We went back to the office and he started to go through the process of a bribe request telling me how I had committed a ‘foul’  and that he would take my passport/license.  I pretended like I didn’t understand the word foul and I kept asking him if I would have to go to the police station in Astana to get my passport back.  I knew that he didn’t want to get other police involved – as taking bribes was not part of protocol for the police – so the mention of me going to the police station wasn’t too well received either.
We continued to dance this bribery dance with me acting stupid and helpless and him getting more and more frustrated by me…which was our plan.  He showed me what the fines were for my offenses (not stopping when asked and having no insurance) – Of course all of the writing was in Kazak so I understood none of it except for the fact that he wrote  $300+ USD on a piece of paper and pushed it over to me.

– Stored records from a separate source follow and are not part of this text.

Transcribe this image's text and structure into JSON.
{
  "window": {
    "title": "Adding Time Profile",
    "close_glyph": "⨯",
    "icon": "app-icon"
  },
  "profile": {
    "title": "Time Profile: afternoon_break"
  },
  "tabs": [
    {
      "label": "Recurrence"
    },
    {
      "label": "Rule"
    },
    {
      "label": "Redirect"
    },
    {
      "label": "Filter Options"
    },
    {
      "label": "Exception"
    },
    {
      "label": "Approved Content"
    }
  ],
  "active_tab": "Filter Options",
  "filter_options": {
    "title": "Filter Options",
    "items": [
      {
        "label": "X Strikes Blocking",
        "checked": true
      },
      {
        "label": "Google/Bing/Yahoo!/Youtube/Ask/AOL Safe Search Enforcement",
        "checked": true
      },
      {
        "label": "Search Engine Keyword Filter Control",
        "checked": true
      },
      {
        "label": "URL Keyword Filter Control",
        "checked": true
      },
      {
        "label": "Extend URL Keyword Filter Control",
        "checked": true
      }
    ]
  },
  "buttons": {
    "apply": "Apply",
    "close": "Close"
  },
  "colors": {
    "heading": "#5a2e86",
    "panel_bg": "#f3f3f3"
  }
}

I acted shocked and concerned and continued to play my role while telling him I didn’t have that kind of money.  He took it down to $100USD.  We danced around some more and finally after about 20 minutes of this he told me to go get my friends.
I went outside to my teammates and he leaned out his office window and said, “Sherry – you stay.” – so I briefed my teammates quickly on the situation and sent them in.  However he sent Deb back out.  He was clearly done dealing with women as I had done my job of frustrating the hell out of him and making him think of about my poor old mother.

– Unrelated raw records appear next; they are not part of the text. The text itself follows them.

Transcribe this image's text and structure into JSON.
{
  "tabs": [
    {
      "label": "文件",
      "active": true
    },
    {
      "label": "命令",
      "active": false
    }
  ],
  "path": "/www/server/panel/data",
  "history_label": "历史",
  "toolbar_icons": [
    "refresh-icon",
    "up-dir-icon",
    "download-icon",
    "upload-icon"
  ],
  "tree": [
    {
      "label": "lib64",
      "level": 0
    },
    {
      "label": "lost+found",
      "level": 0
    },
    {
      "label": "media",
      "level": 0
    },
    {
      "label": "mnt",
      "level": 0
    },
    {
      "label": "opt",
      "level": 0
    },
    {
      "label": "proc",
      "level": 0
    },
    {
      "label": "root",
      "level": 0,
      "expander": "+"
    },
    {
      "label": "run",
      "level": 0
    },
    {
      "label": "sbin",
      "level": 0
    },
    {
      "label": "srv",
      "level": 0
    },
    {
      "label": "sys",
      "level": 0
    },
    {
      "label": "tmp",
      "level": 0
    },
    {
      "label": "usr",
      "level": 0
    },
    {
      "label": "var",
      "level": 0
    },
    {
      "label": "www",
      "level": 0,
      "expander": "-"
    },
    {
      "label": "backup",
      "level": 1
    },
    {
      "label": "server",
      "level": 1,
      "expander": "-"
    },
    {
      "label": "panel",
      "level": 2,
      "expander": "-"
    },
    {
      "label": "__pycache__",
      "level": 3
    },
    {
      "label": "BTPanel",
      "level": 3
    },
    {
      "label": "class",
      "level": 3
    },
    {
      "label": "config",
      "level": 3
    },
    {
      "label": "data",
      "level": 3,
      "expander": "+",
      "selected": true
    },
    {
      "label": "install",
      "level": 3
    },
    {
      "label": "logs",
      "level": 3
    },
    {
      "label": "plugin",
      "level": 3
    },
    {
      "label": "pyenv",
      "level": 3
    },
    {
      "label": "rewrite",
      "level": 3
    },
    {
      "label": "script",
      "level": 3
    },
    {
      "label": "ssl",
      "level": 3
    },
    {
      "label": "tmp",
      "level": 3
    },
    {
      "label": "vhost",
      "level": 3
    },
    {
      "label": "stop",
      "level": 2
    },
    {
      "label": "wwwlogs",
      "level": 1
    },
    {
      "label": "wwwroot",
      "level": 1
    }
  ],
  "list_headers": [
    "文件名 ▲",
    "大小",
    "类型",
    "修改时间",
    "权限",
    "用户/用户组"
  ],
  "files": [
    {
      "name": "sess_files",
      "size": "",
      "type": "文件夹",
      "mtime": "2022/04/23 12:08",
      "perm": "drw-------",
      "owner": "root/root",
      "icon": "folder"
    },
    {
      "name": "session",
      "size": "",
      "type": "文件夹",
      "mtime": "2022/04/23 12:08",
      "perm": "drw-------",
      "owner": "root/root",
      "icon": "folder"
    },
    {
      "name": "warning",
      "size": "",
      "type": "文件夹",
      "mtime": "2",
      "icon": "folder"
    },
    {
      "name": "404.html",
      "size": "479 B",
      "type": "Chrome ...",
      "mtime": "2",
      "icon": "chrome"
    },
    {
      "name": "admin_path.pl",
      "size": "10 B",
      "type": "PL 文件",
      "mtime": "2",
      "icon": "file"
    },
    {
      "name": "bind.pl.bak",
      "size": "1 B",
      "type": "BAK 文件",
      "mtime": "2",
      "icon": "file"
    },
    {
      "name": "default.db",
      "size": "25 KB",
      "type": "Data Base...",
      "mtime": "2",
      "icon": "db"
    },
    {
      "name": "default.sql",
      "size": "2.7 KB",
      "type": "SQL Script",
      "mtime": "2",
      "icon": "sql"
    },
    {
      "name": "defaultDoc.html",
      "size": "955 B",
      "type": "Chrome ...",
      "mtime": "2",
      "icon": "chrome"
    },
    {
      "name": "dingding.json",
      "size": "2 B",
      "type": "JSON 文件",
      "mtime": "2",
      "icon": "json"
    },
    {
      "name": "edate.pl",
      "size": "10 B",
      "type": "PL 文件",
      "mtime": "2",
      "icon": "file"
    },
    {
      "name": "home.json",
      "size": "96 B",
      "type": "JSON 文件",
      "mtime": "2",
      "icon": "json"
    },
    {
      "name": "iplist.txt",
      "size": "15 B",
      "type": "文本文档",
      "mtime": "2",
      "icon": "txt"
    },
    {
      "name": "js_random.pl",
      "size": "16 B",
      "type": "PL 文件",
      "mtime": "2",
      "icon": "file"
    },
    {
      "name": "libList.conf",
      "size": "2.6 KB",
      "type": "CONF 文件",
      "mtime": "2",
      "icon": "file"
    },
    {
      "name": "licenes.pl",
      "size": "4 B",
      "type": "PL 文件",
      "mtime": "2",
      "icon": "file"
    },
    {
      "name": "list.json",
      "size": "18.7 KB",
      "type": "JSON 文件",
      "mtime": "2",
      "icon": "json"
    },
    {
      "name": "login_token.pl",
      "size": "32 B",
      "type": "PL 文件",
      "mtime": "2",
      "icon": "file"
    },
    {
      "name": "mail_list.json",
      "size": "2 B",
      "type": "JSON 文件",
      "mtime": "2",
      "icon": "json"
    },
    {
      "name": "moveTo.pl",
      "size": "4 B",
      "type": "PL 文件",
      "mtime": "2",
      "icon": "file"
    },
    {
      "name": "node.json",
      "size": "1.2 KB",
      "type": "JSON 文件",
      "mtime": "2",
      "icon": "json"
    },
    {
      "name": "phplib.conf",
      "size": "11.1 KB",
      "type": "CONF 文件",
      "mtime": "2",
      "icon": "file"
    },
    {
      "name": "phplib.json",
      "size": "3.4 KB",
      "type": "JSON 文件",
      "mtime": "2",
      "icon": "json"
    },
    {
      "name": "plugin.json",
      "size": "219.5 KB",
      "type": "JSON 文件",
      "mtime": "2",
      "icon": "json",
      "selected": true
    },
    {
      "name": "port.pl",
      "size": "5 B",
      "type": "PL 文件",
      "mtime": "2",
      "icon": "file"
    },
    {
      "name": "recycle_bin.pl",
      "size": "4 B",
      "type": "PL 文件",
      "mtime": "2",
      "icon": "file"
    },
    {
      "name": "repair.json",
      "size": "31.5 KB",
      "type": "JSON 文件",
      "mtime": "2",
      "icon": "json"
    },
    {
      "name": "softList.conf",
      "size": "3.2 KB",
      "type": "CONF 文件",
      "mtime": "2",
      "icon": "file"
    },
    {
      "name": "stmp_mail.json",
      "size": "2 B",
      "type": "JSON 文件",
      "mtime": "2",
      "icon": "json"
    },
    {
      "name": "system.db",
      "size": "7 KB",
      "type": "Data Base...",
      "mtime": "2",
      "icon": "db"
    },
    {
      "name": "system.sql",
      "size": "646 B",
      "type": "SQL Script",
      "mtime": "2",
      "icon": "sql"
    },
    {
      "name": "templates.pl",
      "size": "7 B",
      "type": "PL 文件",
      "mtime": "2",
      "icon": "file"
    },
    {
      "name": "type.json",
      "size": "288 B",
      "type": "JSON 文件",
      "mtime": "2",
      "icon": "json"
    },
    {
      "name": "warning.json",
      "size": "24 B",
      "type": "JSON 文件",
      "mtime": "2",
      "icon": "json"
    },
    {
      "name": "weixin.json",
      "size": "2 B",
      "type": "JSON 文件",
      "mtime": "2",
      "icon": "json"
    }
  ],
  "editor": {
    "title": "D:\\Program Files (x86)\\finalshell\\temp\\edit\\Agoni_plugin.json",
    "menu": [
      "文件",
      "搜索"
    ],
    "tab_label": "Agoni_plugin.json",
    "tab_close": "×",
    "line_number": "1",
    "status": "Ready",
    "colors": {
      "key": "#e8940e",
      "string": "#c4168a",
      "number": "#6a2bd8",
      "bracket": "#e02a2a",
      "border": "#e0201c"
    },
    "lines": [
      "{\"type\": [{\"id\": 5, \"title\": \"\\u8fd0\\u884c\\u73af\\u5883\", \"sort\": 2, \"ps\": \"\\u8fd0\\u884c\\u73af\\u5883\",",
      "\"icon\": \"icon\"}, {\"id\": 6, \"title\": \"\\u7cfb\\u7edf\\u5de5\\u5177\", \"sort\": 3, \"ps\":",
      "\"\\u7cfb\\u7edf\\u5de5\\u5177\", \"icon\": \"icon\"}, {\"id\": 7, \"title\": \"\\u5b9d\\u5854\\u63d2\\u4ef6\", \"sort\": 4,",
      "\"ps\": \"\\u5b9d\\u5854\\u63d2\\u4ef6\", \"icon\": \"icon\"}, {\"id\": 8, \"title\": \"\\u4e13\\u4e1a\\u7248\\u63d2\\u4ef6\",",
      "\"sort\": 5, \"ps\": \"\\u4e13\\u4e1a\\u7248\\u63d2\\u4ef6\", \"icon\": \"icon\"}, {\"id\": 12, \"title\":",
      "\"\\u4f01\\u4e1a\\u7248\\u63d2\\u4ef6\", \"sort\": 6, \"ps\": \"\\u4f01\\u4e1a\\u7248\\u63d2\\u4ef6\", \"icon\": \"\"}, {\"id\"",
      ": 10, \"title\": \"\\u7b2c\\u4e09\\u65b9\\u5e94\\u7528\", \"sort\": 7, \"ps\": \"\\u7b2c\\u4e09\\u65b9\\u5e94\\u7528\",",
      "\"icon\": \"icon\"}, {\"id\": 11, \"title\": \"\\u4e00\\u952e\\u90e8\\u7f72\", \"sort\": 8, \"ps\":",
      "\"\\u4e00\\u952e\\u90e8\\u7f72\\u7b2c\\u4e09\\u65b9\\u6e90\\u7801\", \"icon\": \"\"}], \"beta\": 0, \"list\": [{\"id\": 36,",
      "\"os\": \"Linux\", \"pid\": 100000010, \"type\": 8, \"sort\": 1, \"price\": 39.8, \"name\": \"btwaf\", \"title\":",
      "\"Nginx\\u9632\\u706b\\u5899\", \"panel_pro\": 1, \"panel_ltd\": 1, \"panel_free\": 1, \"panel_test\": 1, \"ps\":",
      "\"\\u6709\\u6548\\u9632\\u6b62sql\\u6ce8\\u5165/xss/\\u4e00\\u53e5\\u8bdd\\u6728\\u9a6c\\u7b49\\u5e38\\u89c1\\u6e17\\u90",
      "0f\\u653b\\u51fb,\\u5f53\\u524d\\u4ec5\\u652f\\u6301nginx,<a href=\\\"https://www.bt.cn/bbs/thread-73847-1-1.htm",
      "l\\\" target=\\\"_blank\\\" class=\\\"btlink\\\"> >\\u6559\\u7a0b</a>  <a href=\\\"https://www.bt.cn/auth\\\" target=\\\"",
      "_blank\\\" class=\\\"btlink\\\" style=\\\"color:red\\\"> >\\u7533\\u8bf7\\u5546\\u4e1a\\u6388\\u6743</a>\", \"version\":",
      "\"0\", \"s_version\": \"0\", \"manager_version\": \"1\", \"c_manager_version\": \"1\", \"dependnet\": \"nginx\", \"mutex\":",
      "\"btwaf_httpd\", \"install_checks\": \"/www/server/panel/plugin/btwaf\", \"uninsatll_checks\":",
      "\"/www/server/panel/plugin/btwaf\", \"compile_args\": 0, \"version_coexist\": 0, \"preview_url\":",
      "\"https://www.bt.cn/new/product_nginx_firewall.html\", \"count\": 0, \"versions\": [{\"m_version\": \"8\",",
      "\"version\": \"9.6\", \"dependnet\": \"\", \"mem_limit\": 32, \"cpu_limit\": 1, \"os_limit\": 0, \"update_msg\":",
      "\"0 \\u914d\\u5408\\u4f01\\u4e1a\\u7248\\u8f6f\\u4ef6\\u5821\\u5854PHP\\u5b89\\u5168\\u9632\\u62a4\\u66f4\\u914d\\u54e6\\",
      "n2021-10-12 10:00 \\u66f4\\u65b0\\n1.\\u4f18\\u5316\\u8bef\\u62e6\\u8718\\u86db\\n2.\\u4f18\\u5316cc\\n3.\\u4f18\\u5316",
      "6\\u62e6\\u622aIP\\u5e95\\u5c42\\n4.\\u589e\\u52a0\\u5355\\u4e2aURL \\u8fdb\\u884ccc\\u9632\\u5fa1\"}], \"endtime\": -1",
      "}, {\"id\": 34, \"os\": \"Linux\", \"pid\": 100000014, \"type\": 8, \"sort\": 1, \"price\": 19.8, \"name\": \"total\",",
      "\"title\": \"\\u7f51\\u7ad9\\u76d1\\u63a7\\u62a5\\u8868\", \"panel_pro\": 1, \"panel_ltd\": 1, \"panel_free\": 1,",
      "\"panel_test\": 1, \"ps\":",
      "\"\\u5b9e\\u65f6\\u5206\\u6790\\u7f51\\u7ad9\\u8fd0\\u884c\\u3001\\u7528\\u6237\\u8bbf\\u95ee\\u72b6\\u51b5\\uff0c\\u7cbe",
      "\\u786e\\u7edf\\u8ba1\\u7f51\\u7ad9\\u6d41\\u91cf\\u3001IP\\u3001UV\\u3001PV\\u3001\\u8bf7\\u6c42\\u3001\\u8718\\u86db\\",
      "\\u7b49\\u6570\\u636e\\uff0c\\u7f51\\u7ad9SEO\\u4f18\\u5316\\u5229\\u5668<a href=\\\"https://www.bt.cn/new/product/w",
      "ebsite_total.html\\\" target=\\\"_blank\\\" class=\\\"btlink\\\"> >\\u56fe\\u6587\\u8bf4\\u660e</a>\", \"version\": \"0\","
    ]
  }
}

He started negotiating with the guys telling them that I had done very bad fouls.  After about 10 minutes they came back out and said that he wanted $80USD.  We acted like we were all going through various money and decided to go back in with $53USD plus about $6 in Russian rubles(the $3 US and the rubles was just to make it look that we had dug as deep as we could).
He bit.
Corrupt officials are the norm in this part of the world.  The trumped up charge of us not pulling over when he didn’t really indicate that we needed to pull over was his little ‘sting’ operation.  However when he realized that we didn’t have insurance, he knew he hit the jackpot.  We had actually been really lucky up to this point every time we had been pulled over.  Most police didn’t know enough English to communicate with us and we just continued to frustrate them by acting like we didn’t understand.  Yet this man knew the word for insurance…so we had nowhere to hide!
He gave the guys back my passport, license, and the car paperwork and made them the guys leave.  We happily drove off…no jail, no missing paperwork…just $53 dollars poorer.